JAX
Introduction
neural_compressor.jax provides an API for applying quantization to Keras models such as ViT and Gemma3.
Since only JAX is supported as the Keras backend, the environment variable KERAS_BACKEND should be set to jax.
The following 8-bit floating-point formats are supported: fp8_e4m3 and fp8_e5m2.
Quantized models can be saved and loaded using standard Keras APIs (save_model and load_model) or Keras Hub APIs (save_to_preset and from_preset). This approach allows users to take advantage of pre-quantized models with minimal code change - just add one line:
import neural_compressor.jax
Quantization was developed primarily to improve the performance of Keras models on Intel® Xeon® processors, but it can potentially be used on other platforms as well.
Quantization API
def quantize_model(
model: keras.Model,
quant_config: BaseConfig,
calib_function: Callable = None,
inplace: bool = True
):
"""Return a quantized Keras model according to the given configuration.
Args:
model: FP32 Keras model to be quantized.
quant_config: Quantization configuration.
calib_function: Function used for model calibration, required for static quantization.

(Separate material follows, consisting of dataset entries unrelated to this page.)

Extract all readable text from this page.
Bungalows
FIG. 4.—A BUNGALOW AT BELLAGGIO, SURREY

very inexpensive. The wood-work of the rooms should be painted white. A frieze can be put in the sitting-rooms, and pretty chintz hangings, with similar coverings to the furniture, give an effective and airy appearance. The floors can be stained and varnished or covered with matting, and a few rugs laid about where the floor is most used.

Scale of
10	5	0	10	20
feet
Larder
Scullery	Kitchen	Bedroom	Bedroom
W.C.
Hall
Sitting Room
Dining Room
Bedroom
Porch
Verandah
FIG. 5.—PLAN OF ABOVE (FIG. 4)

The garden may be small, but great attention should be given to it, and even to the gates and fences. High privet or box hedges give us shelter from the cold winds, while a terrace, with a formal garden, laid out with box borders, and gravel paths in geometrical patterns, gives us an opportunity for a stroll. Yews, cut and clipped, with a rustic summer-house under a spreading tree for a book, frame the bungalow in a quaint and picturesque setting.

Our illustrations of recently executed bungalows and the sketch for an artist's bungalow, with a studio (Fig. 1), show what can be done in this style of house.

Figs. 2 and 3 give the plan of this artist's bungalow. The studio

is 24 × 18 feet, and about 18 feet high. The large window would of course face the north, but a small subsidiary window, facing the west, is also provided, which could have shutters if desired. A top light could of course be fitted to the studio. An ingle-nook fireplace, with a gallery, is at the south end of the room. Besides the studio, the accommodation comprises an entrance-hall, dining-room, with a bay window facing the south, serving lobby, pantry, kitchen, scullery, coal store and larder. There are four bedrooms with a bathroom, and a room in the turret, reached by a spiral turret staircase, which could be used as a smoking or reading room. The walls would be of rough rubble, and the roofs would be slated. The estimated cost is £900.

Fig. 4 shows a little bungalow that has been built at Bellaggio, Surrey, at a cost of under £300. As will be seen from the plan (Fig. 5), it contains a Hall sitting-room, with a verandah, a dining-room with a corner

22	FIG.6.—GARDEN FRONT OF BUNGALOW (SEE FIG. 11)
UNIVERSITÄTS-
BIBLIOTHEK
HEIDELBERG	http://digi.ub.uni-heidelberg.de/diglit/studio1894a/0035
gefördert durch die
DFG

inplace: When True, the original model is modified in-place and should not be used
afterward. A value of False is not yet supported.
Returns:
The quantized model.
"""
Post-Training Static Quantization
The maximum absolute values of weights and activations are collected offline using a calibration dataset. This dataset should be representative of the data distribution expected during inference. The calibration process runs on the original FP32 model and records tensor distributions for scale calculations. Typically, preparing several dozen samples is sufficient for calibration.
Examples
Examples of how to quantize a model and use a pre-quantized model can be found below:
Backend and Device
Although Intel® Neural Compressor can run on any platform supporting 8-bit floating point with Keras using the JAX backend, performance improvements from quantization will be visible on Intel® Xeon® processors (with AMX-FP8 extension) with JAX version greater than v0.9 (see the full JAX releases page).
To enable performance improvements from quantization, certain JAX/XLA features must be enabled by setting the following environment variable:
export XLA_FLAGS="\
--xla_cpu_experimental_onednn_custom_call=true --xla_cpu_use_onednn=false \
--xla_cpu_experimental_ynn_fusion_type=invalid --xla_cpu_use_xnnpack=false \
--xla_backend_extra_options=xla_cpu_disable_new_fusion_emitter"
Without this flag, quantized model operates in fake quantization mode, where tensors are rounded to the specified FP8 format but computations are still performed in 32-bit floating-point format.